A U.S. zoo has welcomed the birth of a male western lowland gorilla this week, a breed listed as critically endangered due to disease and poaching.
Keepers trained Calaya to take voluntary ultrasound so they could monitor Moke's fetal growth.
The baby's name, Moke, means "junior" or "little one" in Lingala, the zoo said.
Meredith Bastian, curator of primates at the zoo, said the birth holds special significance to both their zoo family and to the critically endangered species as a whole.
The International Union for Conservation of Nature lists it as critically endangered due to disease and poaching.
Staff taught Calaya breastfeeding techniques while she was pregnant.
The Washington, D.C. zoo released a video of the birth, in which Calaya can be seen delivering her own baby and holding Moke close, cleaning his head and face with tender kisses.
Because they live deep in remote and heavily forested areas, it is hard to estimate the total numbers of gorillas in the wild.
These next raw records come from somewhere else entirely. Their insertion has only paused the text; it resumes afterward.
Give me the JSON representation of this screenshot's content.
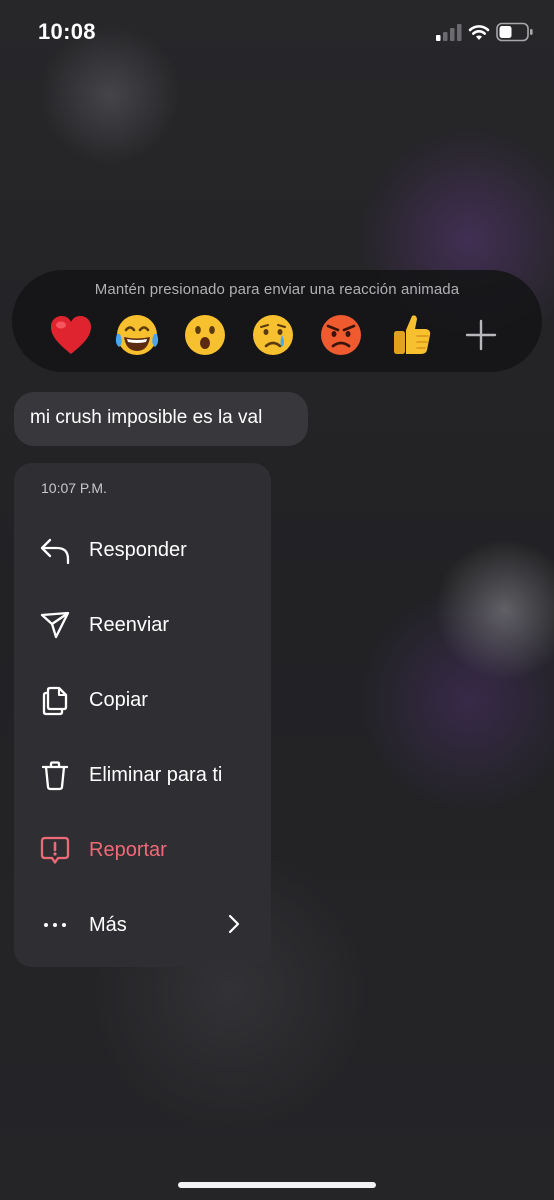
{
  "status_bar": {
    "time": "10:08"
  },
  "reaction_bar": {
    "hint": "Mantén presionado para enviar una reacción animada",
    "reactions": [
      {
        "name": "red-heart",
        "glyph": "❤️"
      },
      {
        "name": "tears-of-joy",
        "glyph": "😂"
      },
      {
        "name": "surprised",
        "glyph": "😮"
      },
      {
        "name": "crying",
        "glyph": "😢"
      },
      {
        "name": "angry",
        "glyph": "😡"
      },
      {
        "name": "thumbs-up",
        "glyph": "👍"
      }
    ],
    "add_icon": "plus-icon"
  },
  "message": {
    "text": "mi crush imposible es la val"
  },
  "context_menu": {
    "timestamp": "10:07 P.M.",
    "items": [
      {
        "label": "Responder",
        "icon": "reply-icon"
      },
      {
        "label": "Reenviar",
        "icon": "send-icon"
      },
      {
        "label": "Copiar",
        "icon": "copy-icon"
      },
      {
        "label": "Eliminar para ti",
        "icon": "trash-icon"
      },
      {
        "label": "Reportar",
        "icon": "report-icon",
        "color": "#ef6a77"
      },
      {
        "label": "Más",
        "icon": "more-icon",
        "trailing_icon": "chevron-right-icon"
      }
    ]
  },
  "colors": {
    "background": "#232326",
    "menu_background": "#2f2f33",
    "bubble_background": "#38383c",
    "danger": "#ef6a77"
  }
}
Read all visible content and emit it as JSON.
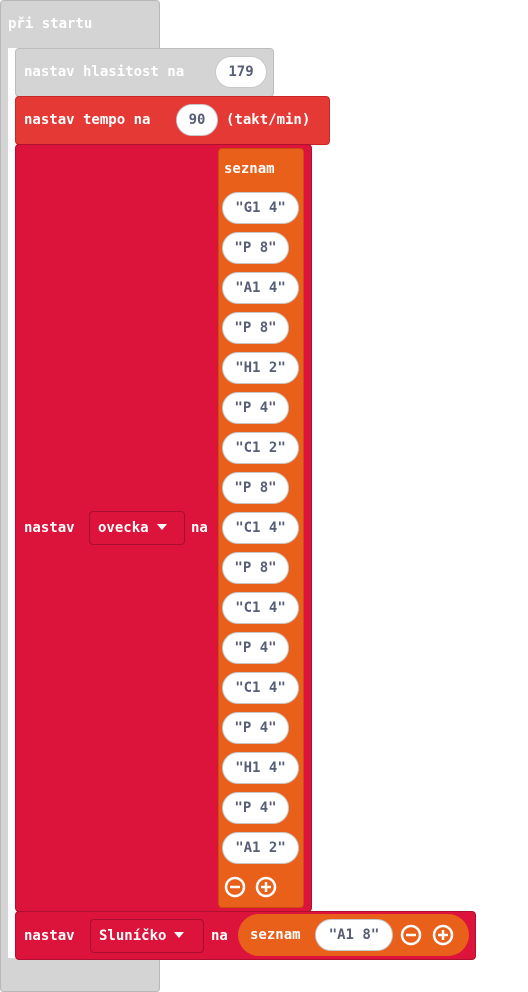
{
  "on_start": {
    "label": "při startu"
  },
  "set_volume": {
    "label": "nastav hlasitost na",
    "value": "179"
  },
  "set_tempo": {
    "label": "nastav tempo na",
    "value": "90",
    "unit": "(takt/min)"
  },
  "set_ovecka": {
    "label": "nastav",
    "variable": "ovecka",
    "to_label": "na",
    "list_label": "seznam",
    "items": [
      "\"G1 4\"",
      "\"P 8\"",
      "\"A1 4\"",
      "\"P 8\"",
      "\"H1 2\"",
      "\"P 4\"",
      "\"C1 2\"",
      "\"P 8\"",
      "\"C1 4\"",
      "\"P 8\"",
      "\"C1 4\"",
      "\"P 4\"",
      "\"C1 4\"",
      "\"P 4\"",
      "\"H1 4\"",
      "\"P 4\"",
      "\"A1 2\""
    ]
  },
  "set_slunicko": {
    "label": "nastav",
    "variable": "Sluníčko",
    "to_label": "na",
    "list_label": "seznam",
    "items": [
      "\"A1 8\""
    ]
  },
  "icons": {
    "remove": "minus-circle-icon",
    "add": "plus-circle-icon",
    "dropdown": "caret-down-icon"
  },
  "colors": {
    "events": "#d4d4d4",
    "music": "#e53935",
    "variables": "#dc143c",
    "lists": "#e8601a"
  }
}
Staff are leaving Calaya to bond with and care for Moke without interference. If the infant is healthy and thrives, Calaya and her infant will be on exhibit when the Great Ape House reopens but Calaya will have a choice of rooms, some of which are out of public view.
Calaya is a 15-year-old gorilla while Moke's father is a 26-year-old called Baraka.
Animal keeper Melba Brown said zoo officials are certain Calaya will be an excellent caregiver to her new son. There are a lot of different personalities in this family troop, but they all work well together'.